Pria yang mengaku anak tunggal yang dari orang tua yang kaya raya itu
ingin menikahi Vivian, pacar jarak jauhnya.
"Aku senang banget
waktu dia bilang mau menikahiku. Dia bilang mau mengirimi barang-barang
mewah sebagai tanda ikatan bahwa dia mau menikah denganku. Dia juga mau
ngirim uang ribuan poundsterling," kata Vivian.
Vivian yang
berbunga-bunga akhirnya memberitahu kabar bahagia ini pada kedua orang
tuanya. Ayah dan ibu Vivian pun turun berbinar saat anak gadisnya
hendak menikah dengan orang bule.
"Orang tua aku senang banget, mereka tak sabar menunggu kiriman itu datang,"
cerita Vivian.
Hingga
pada suatu hari, Vivian mendapat telepon dari seseorang yang mengaku
dari perusahaan kurir yang berkantor di Malaysia. Orang itu mengatakan,
ada paket atas nama Vivian yang tersangkut di Malaysia. Paket tersebut
tidak bisa dikirimkan karena ternyata berisi uang yang sangat banyak
sehingga tidak bisa masuk ke Indonesia.
"Aku disuruh ngirim uang
kira-kira Rp 50 juta untuk membuat sertifikat antiteroris agar uang itu
bisa masuk ke Indonesia dan tidak dicurigai sebagai dana teroris," kata
Vivian.
Karena sudah kadung percaya pada 'pacar bulenya', vivian
pun manut saja. Apalagi, Brandon juga meyakinkan Vivian bahwa uang itu
memang diperlukan. Dikirimkanlah uang yang diminta dengan harapan
paketnya bisa segera sampai. Namun ternyata Vivian salah. Setelah uang
dikirim lewat Western Union (WU), Vivian kembali ditelepon oleh orang
yang sama.
"Dia bilang katanya aku harus ngirim uang lagi,
karena ternyata uang di paket sangat banyak sehingga perlu pajak. Aku
harus ngirim sekitar Rp 100 juta lagi," kata Vivian.
Vivian
kemudian membicarakan hal itu pada keluarganya. Keluarga Vivian
kemudian menyuruh Vivian mengirim uang tersebut, masih melalu WU. "Jadi
aku kirim lagi," kata Vivian.
Apesnya, pengiriman uang Rp 100
juta itu bukan yang terakhir. Vivian masih terus diminta untuk mengirim
uang dengan berbagai alasan. Dan entah kenapa juga, Vivian terus saja
mengirimkan uang yang diminta.
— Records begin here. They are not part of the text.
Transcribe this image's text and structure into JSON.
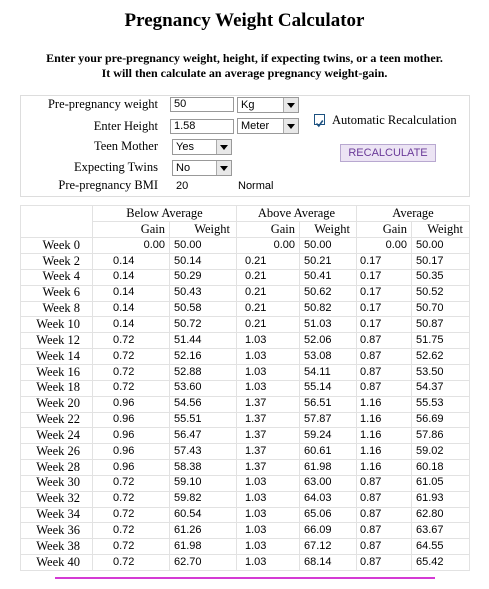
{
  "header": {
    "title": "Pregnancy Weight Calculator",
    "intro": [
      "Enter your pre-pregnancy weight, height, if expecting twins, or a teen mother.",
      "It will then calculate an average pregnancy weight-gain."
    ]
  },
  "form": {
    "weight": {
      "label": "Pre-pregnancy weight",
      "value": "50",
      "unit": "Kg"
    },
    "height": {
      "label": "Enter Height",
      "value": "1.58",
      "unit": "Meter"
    },
    "teen": {
      "label": "Teen Mother",
      "value": "Yes"
    },
    "twins": {
      "label": "Expecting Twins",
      "value": "No"
    },
    "bmi": {
      "label": "Pre-pregnancy BMI",
      "value": "20",
      "category": "Normal"
    },
    "auto_recalc": {
      "label": "Automatic Recalculation",
      "checked": true
    },
    "button": "RECALCULATE"
  },
  "table": {
    "groups": [
      "Below Average",
      "Above Average",
      "Average"
    ],
    "columns": [
      "Gain",
      "Weight"
    ],
    "rows": [
      [
        "Week 0",
        "0.00",
        "50.00",
        "0.00",
        "50.00",
        "0.00",
        "50.00"
      ],
      [
        "Week 2",
        "0.14",
        "50.14",
        "0.21",
        "50.21",
        "0.17",
        "50.17"
      ],
      [
        "Week 4",
        "0.14",
        "50.29",
        "0.21",
        "50.41",
        "0.17",
        "50.35"
      ],
      [
        "Week 6",
        "0.14",
        "50.43",
        "0.21",
        "50.62",
        "0.17",
        "50.52"
      ],
      [
        "Week 8",
        "0.14",
        "50.58",
        "0.21",
        "50.82",
        "0.17",
        "50.70"
      ],
      [
        "Week 10",
        "0.14",
        "50.72",
        "0.21",
        "51.03",
        "0.17",
        "50.87"
      ],
      [
        "Week 12",
        "0.72",
        "51.44",
        "1.03",
        "52.06",
        "0.87",
        "51.75"
      ],
      [
        "Week 14",
        "0.72",
        "52.16",
        "1.03",
        "53.08",
        "0.87",
        "52.62"
      ],
      [
        "Week 16",
        "0.72",
        "52.88",
        "1.03",
        "54.11",
        "0.87",
        "53.50"
      ],
      [
        "Week 18",
        "0.72",
        "53.60",
        "1.03",
        "55.14",
        "0.87",
        "54.37"
      ],
      [
        "Week 20",
        "0.96",
        "54.56",
        "1.37",
        "56.51",
        "1.16",
        "55.53"
      ],
      [
        "Week 22",
        "0.96",
        "55.51",
        "1.37",
        "57.87",
        "1.16",
        "56.69"
      ],
      [
        "Week 24",
        "0.96",
        "56.47",
        "1.37",
        "59.24",
        "1.16",
        "57.86"
      ],
      [
        "Week 26",
        "0.96",
        "57.43",
        "1.37",
        "60.61",
        "1.16",
        "59.02"
      ],
      [
        "Week 28",
        "0.96",
        "58.38",
        "1.37",
        "61.98",
        "1.16",
        "60.18"
      ],
      [
        "Week 30",
        "0.72",
        "59.10",
        "1.03",
        "63.00",
        "0.87",
        "61.05"
      ],
      [
        "Week 32",
        "0.72",
        "59.82",
        "1.03",
        "64.03",
        "0.87",
        "61.93"
      ],
      [
        "Week 34",
        "0.72",
        "60.54",
        "1.03",
        "65.06",
        "0.87",
        "62.80"
      ],
      [
        "Week 36",
        "0.72",
        "61.26",
        "1.03",
        "66.09",
        "0.87",
        "63.67"
      ],
      [
        "Week 38",
        "0.72",
        "61.98",
        "1.03",
        "67.12",
        "0.87",
        "64.55"
      ],
      [
        "Week 40",
        "0.72",
        "62.70",
        "1.03",
        "68.14",
        "0.87",
        "65.42"
      ]
    ]
  }
}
Bahkan karena WU menerapkan batasan uang
yang bisa dikirim, anggota keluarga Vivian lainnya ikut membantu
mengirim uang-uang itu atas nama mereka.
"Total-total, saya sudah merugi Rp 3 miliar kali," katanya sedih.
Karena
makin lama paketnya tidak segera datang juga, ibu Vivian pun mulai
curiga. Dia berniat untuk mengambil paket itu sendiri ke Malaysia.
Jadilah Vivian dan ibunya terbang ke Malaysia ditemani salah satu
kerabat laki-laki.
"Mereka awalnya menolak, tapi karena kita bilang kalau kita bawa uang, akhirnya
mereka mau," kata Vivian.
Setelah
tiba di Malaysia, Vivian dan ibunya ditemui oleh tiga orang. Dari
ketiganya, tidak ada satu pun orang bule atau kulit putih. Begitu
melihat orang-orang itu, Vivian baru tersadar jika dirinya kena tipu.
Gadis itu pun lalu memutuskan pulang ke Indonesia tanpa membawa kopor
yang oleh penipu disebut-sebut penuh uang dan perhiasan itu.
Vivian
tidak melaporkan kasus ini ke polisi. Sama dengan perempuan yang lain,
vivian malu kasus ini mencuat ke publik. Vivian bersedia sharing karena
tidak ingin ada perempuan yang mengalami kasus tragis seperti dirinya.
"Pelajarannya,
jangan percaya dengan orang, setidaknya sebelum ketemu langsung.
Komunikasi di internet banyak sekali penipuan," pesan Vivian.